Я видел его разгневанным всего один или два раза за все время и понимал, что он пытается держать себя в руках, чтобы не испортить наше летнее путешествие.
Он просто согласно кивнул несколько раз, когда она критиковала меня за то, что я трачу слишком много времени на мою дурацкую коллекцию марок.
Но, когда он, наконец, попытался сменить тему разговора и немного подбодрить меня, она обернулась к нему и крикнула, что она еще не разобралась со мной.
- Некоторые пассажиры уже смотрят, - устало сказал он.
- Пусть смотрят, сколько влезет, я закончу, когда посчитаю нужным.
Не знаю почему, но я внезапно понял, что, ругая меня столь неистово, она на самом деле выпускала свою подавленную ярость против него, при этом не вовлекая его напрямую в свою линию огня.
Как боги древней Греции, постоянно враждующие друг с другом, использовали простых смертных в качестве своих орудий, она осыпала упреками меня, чтобы досадить ему.
Он наверняка все понимал и именно поэтому украдкой улыбнулся мне, когда она не видела, будто хотел сказать
- Потерпи, сегодня вечером мы с тобой пойдем есть мороженое и "создавать воспоминания" к старому за́мку.
В тот день, по прибытии, моя мама предприняла отчаянную попытку все исправить, обращаясь со мной так мягко и дружелюбно, что мы вскоре заключили мир.
Но все равно, настоящей катастрофой были не те резкие слова, которые она хотела бы взять обратно и которые я никогда не забуду. Разрушена была наша любовь, потерявшая свое тепло, свою непосредственность и ставшая преднамеренной, обдуманной, разочарованной.
Она была довольна тем, что я все ещё любил её, я же - тем, с какой готовностью мы оба обманывались.

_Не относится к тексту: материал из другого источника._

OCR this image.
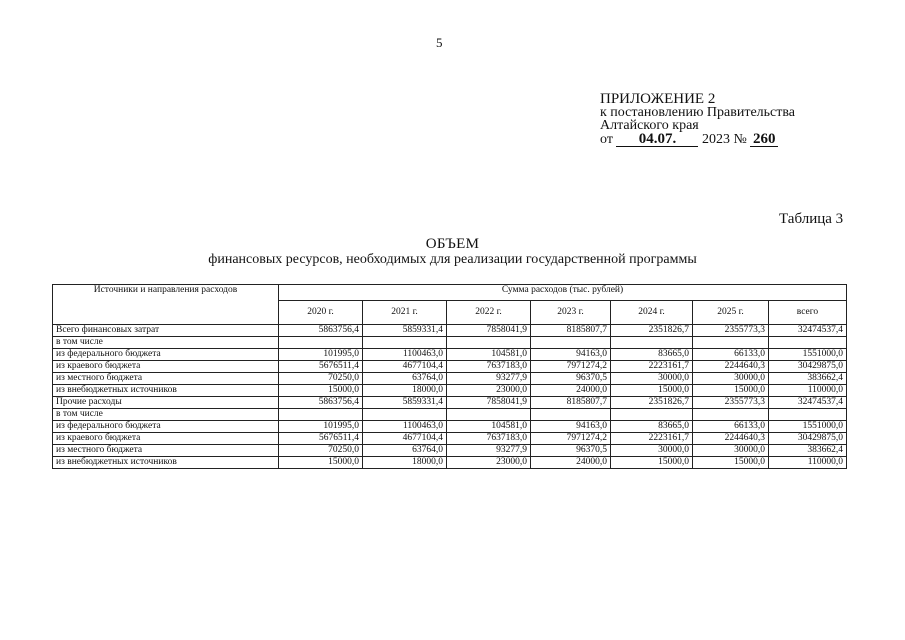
5
ПРИЛОЖЕНИЕ 2
к постановлению Правительства
Алтайского края
от 04.07. 2023 № 260
Таблица 3
ОБЪЕМ
финансовых ресурсов, необходимых для реализации государственной программы
Источники и направления расходов	Сумма расходов (тыс. рублей)						
	2020 г.	2021 г.	2022 г.	2023 г.	2024 г.	2025 г.	всего
Всего финансовых затрат	5863756,4	5859331,4	7858041,9	8185807,7	2351826,7	2355773,3	32474537,4
в том числе							
из федерального бюджета	101995,0	1100463,0	104581,0	94163,0	83665,0	66133,0	1551000,0
из краевого бюджета	5676511,4	4677104,4	7637183,0	7971274,2	2223161,7	2244640,3	30429875,0
из местного бюджета	70250,0	63764,0	93277,9	96370,5	30000,0	30000,0	383662,4
из внебюджетных источников	15000,0	18000,0	23000,0	24000,0	15000,0	15000,0	110000,0
Прочие расходы	5863756,4	5859331,4	7858041,9	8185807,7	2351826,7	2355773,3	32474537,4
в том числе							
из федерального бюджета	101995,0	1100463,0	104581,0	94163,0	83665,0	66133,0	1551000,0
из краевого бюджета	5676511,4	4677104,4	7637183,0	7971274,2	2223161,7	2244640,3	30429875,0
из местного бюджета	70250,0	63764,0	93277,9	96370,5	30000,0	30000,0	383662,4
из внебюджетных источников	15000,0	18000,0	23000,0	24000,0	15000,0	15000,0	110000,0
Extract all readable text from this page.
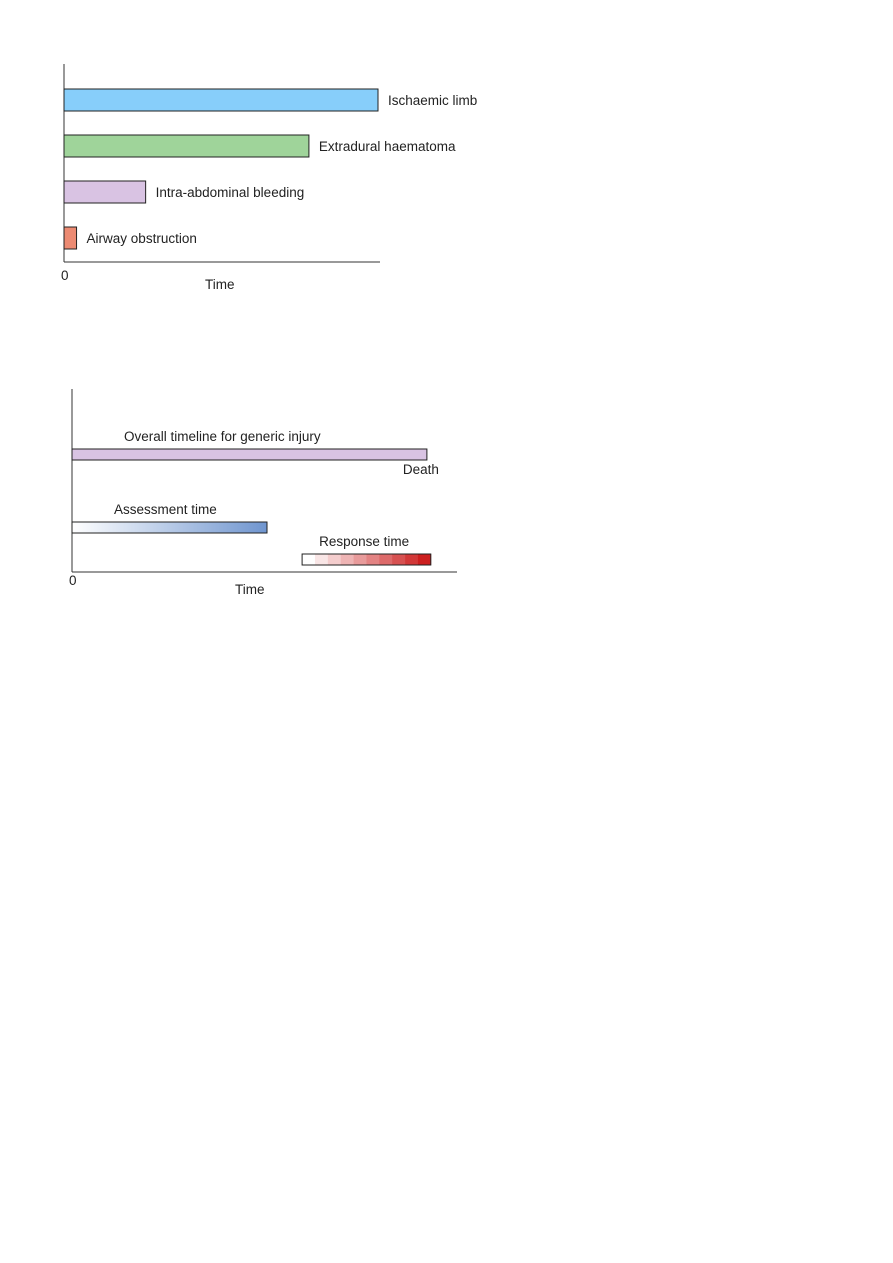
Ischaemic limb
Extradural haematoma
Intra-abdominal bleeding
Airway obstruction
0
Time
Overall timeline for generic injury
Death
Assessment time
Response time
0
Time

Мы с осторожностью относились к радости, что сделало наше перемирие еще более осознанным.
Но в то же время мы понимали, что столь быстрая смена настроения была ничем иным, как угасанием нашей любви.
Она обнимала меня намного чаще и я был рад этому.
Но я больше не доверял моей любви и, судя по тем взглядам, которые она украдкой бросала на меня, думая, что я их не замечаю, она тоже перестала верить в нее.
С отцом все было иначе. На наших ночных прогулках мы разговаривали обо всем - о великих поэтах, о родителях и детях и о том, почему конфликты между ними неизбежны, о его отце, погибшем в автомобильной аварии за несколько недель до моего рождения, чье имя я ношу, о любви, которая случается только раз в жизни и о Диабелли - вариациях Бетховена, которые он открыл для себя этой весной и которыми поделился только со мной. Мой отец слушал запись Шнабеля каждый вечер, звук фортепиано эхом разносился по всему дому и стал саундтреком этого года. Мне нравилась шестая вариация, ему- девятнадцатая, двадцатая была безупречна, а двадцать третья....двадцать третья была, возможно, самой живой и веселой вещью, написанной Бетховеном за всю жизнь. Мы слушали двадцать третью так часто, что мама попросила нас прекратить. Я поддразнивал ее, напевая эту тему, мы с отцом смеялись, мама - нет. Иногда, по пути к заброшенному замку на холме, мы пели двадцать вторую, основанную на теме из Don Giovanni со словами, которым он научил меня уже давно ( Notte i giorno faticar *). Но, когда мы достигали вершины и смотрели на звезды, мы стояли, притихнув и всегда соглашались друг с другом, что тридцать первая вариация - самая прекрасная из всех.
* прим. переводчика.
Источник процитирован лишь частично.